The troubled computer maker sought input from users, but complying with the most popular online suggestions could worsen its woes. Thousands of computer buyers have weighed in on a site Dell set up Feb. 16 to solicit opinions on everything from product design to marketing to technical support. The resounding response: Give us more software and other features based on open-source code, including the Linux operating system.
Source: Aaron Ricadela, BusinessWeek, February 26, 2007
An Ad Upstart Challenges Google
Google and Yahoo have been fighting it out over which company will dominate the online advertising business, with Google maintaining the upper hand so far. But in the competition for contextual text ads — those small sponsored links that run adjacent to related articles online — both companies are facing a challenge from a tiny but growing adversary named Quigo Technologies, a New York-based ad service that bills itself as an alternative to the giants.
Source: Louise Story, The New York Times, February 26, 2007 (Free registration, permanent link)
Olive Riley has has been declared the world’s oldest bogger, having begun to bog at the ripe old age of 107.
[Note: here is a link to her blog, The Life of Riley.]

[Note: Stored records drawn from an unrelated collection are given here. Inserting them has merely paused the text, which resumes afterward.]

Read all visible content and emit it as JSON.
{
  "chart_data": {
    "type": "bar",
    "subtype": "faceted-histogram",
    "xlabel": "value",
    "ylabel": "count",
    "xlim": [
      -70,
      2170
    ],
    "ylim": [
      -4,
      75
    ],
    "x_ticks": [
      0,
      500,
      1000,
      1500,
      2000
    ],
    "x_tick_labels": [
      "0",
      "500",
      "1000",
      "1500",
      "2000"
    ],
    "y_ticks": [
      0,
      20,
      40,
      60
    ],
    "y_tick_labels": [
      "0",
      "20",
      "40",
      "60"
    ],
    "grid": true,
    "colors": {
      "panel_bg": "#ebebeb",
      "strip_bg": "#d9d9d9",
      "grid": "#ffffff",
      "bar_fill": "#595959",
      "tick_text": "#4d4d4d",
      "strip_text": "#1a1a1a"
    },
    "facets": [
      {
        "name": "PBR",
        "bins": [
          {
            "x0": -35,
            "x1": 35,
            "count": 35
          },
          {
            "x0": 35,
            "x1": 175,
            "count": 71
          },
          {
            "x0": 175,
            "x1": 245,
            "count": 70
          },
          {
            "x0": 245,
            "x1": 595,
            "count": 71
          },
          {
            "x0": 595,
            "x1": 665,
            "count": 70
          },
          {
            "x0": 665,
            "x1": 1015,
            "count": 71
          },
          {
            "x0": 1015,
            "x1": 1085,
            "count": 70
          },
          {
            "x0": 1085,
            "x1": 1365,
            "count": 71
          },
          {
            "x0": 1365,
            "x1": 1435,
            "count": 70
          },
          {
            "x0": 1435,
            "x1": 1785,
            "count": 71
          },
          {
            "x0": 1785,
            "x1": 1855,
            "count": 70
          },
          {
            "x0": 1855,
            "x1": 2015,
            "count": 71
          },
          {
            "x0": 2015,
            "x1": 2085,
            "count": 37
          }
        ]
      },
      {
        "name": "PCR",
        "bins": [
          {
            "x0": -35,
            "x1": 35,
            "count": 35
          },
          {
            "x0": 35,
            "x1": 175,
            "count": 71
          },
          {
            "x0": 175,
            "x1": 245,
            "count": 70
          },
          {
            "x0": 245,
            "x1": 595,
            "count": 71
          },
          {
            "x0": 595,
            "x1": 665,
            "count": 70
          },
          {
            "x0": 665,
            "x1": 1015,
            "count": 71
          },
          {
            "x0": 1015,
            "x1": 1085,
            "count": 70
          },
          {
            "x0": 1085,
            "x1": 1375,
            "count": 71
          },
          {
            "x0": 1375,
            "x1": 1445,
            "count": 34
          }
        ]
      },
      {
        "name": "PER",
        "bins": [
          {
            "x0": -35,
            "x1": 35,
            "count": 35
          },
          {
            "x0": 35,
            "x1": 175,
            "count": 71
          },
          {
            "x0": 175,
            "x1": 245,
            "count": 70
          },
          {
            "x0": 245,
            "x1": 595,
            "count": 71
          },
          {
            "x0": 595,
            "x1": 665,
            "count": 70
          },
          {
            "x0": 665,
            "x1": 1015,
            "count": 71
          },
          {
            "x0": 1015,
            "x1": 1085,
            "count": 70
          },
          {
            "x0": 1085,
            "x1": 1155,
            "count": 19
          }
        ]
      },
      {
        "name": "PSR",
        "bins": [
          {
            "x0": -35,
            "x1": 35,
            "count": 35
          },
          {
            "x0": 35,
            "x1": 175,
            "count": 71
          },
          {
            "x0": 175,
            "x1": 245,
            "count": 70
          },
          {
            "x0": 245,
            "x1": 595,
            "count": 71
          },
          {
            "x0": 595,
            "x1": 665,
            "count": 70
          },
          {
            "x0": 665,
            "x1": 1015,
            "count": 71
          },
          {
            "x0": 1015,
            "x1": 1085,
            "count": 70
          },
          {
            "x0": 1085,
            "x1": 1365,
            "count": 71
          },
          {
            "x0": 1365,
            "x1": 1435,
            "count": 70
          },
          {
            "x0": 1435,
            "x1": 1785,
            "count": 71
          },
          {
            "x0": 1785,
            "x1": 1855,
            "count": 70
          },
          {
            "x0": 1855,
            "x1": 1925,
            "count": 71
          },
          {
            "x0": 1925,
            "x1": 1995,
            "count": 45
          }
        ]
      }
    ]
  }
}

Source: The Inquirer, February 26, 2007
Adobe to take Photoshop online
Hoping to get a jump on Google and other competitors, Adobe Systems plans to release a hosted version of its popular Photoshop image-editing application within six months, the company’s chief executive said Tuesday.
Source: Mike Ricciuti, CNET News.com, February 28, 2007
Homeland Security offers details on Real ID
Hundreds of millions of Americans will have until 2013 to be outfitted with new digital ID cards, the Bush administration said on Thursday in a long-awaited announcement that reveals details of how the new identification plan will work. The announcement by the U.S. Department of Homeland Security offers a five-year extension to the deadline for states to issue the ID cards, and proposes creating the equivalent of a national database that would include details on all 240 million licensed drivers.
Source: Declan McCullagh, CNET News.com, March 1, 2007
Italian minister buys Second Life island
Antonio di Pietro, Italy’s infrastructure minister, announced the purchase of the island last Wednesday, appropriately enough, on his personal blog. “I have decided to open a space for Italy of Values [the party he founded seven years ago] on Internet in Second Life,” he wrote. “For the moment I have bought an island and planted an Italy of Values flag on it. The island will soon be equipped with offices, conference rooms and information points regarding the initiatives of Italy of Values.”
Source: Philip Willan, IDG News Service, March 2, 2007
Google unit signs NBA, BBC, Sundance Channel, and other video sources. Without specifying how many of those deals have been signed since their site was acquired by Google last fall, YouTube officials say they are adding more than 200 mostly small media companies or sites a quarter, according to the New York Times.
Source: Reuters, via Red Herring, March 2, 2007















Comments
@ 00:45
So I go to the Quigo site and see lots of marketing aimed at the Advertiser. And absolutely nothing aimed at the Publisher.
Advertising is a three cornered stool. Advertiser, Agency, Publisher.
So why won’t anyone think of the Publisher?